Jun activation domain-binding protein 1 (JAB1) is required for the optimal response to interferons

Degradation of IFN receptor (IFNR) protein is one of the mechanisms to limit the extent of cellular responses to interferons. Tyrosine kinase 2 (TYK2), a JAK family kinase, has been reported to bind to and stabilize IFNR, indicating that TYK2 is a fundamental component of IFNR complex. Herein, we identified Jun activation domain-binding protein 1 (JAB1) as a new TYK2 binding partner and investigated its role in the regulation of IFN responses. siRNA knockdown of JAB1 resulted in suppression of IFN-induced phosphorylation of STAT proteins and their transcriptional activation. Importantly, JAB1 knockdown induced the activation of SCF ubiquitin ligase complex containing Cullin 1 (CUL1), as judged by the enhancement of covalent modification of CUL1 with the ubiquitin-like protein NEDD8, and markedly reduced the basal protein level of IFNR. In contrast, NEDD8 knockdown or inhibition of NEDD8 modification by NEDD8-activating enzyme inhibitor resulted in increased IFNR protein concomitantly with a reduction of NEDD8-modified CUL1. Furthermore, NEDD8-activating enzyme inhibitor treatment enhanced the susceptibility to IFN-α in HeLa cells. These data suggest that the NEDD8 modification pathway is involved in the proteolysis of IFNR and that JAB1 acts as a positive regulator of IFN responses by stabilizing IFNR through antagonizing the NEDD8 pathway.

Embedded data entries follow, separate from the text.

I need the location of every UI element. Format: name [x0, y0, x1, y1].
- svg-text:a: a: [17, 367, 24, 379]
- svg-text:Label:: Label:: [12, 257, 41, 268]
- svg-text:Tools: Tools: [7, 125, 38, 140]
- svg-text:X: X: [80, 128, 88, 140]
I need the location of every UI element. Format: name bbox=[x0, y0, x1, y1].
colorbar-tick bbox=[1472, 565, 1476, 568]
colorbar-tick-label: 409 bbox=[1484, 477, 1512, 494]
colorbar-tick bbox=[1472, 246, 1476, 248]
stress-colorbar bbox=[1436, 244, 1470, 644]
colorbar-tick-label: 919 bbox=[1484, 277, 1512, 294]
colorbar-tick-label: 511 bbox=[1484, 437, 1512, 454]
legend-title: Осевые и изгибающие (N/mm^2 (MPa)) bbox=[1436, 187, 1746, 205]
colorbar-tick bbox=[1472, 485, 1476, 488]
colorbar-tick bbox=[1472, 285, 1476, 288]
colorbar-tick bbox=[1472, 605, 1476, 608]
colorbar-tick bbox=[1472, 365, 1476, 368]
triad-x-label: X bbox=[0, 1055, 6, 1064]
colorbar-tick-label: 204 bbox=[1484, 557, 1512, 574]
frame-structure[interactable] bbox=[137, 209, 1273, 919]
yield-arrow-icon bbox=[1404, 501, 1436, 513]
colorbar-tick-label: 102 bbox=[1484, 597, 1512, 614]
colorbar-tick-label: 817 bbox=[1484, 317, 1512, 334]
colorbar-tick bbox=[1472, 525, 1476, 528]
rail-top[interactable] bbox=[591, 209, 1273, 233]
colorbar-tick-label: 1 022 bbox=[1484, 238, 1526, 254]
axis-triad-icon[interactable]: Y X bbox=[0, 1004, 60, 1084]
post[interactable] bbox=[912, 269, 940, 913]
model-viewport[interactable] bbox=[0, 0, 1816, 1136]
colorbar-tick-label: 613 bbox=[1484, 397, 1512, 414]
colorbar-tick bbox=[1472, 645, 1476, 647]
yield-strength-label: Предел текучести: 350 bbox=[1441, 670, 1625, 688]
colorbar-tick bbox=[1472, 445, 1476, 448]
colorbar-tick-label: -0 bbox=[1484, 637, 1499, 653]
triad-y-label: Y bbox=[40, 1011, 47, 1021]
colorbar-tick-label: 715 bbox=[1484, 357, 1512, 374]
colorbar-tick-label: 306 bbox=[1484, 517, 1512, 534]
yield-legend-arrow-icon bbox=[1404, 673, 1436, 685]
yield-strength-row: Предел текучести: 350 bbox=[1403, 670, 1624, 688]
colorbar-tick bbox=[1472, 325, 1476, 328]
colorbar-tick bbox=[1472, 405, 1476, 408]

IFN signaling: how a non-canonical model led to the development of IFN mimetics

The classical model of cytokine signaling dominates our view of specific gene activation by cytokines such as the interferons (IFNs). The importance of the model extends beyond cytokines and applies to hormones such as growth hormone (GH) and insulin, and growth factors such as epidermal growth factor (EGF) and fibroblast growth factor (FGF). According to this model, ligand activates the cell via interaction with the extracellular domain of the receptor. This results in activation of receptor or receptor-associated tyrosine kinases, primarily of the Janus activated kinase (JAK) family, phosphorylation and dimerization of the signal transducer and activator of transcription (STAT) transcription factors, which dissociate from the receptor cytoplasmic domain and translocate to the nucleus. This view ascribes no further role to the ligand, JAK kinase, or receptor in either specific gene activation or the associated epigenetic events. The presence of dimeric STATs in the nucleus essentially explains it all. Our studies have resulted in the development of a non-canonical, more complex model of IFNγ signaling that is akin to that of steroid hormone (SH)/steroid receptor (SR) signaling. We have shown that ligand, receptor, activated JAKs, and STATs are associated with specific gene activation, where the receptor subunit IFNGR1 functions as a co-transcription factor and the JAKs are involved in associated epigenetic events. We found that the type I IFN system functions similarly. The fact that GH receptor, insulin receptor, EGF receptor, and FGF receptor undergo nuclear translocation upon ligand binding suggests that they may also function similarly. The SH/SR nature of type I and II IFN signaling provides insight into the specificity of signaling by members of cytokine families. The non-canonical model could also provide better understanding to more complex cytokine families such as those of IL-2 and IL-12, whose members often use the same JAKs and STATs, but also have different functions and properties.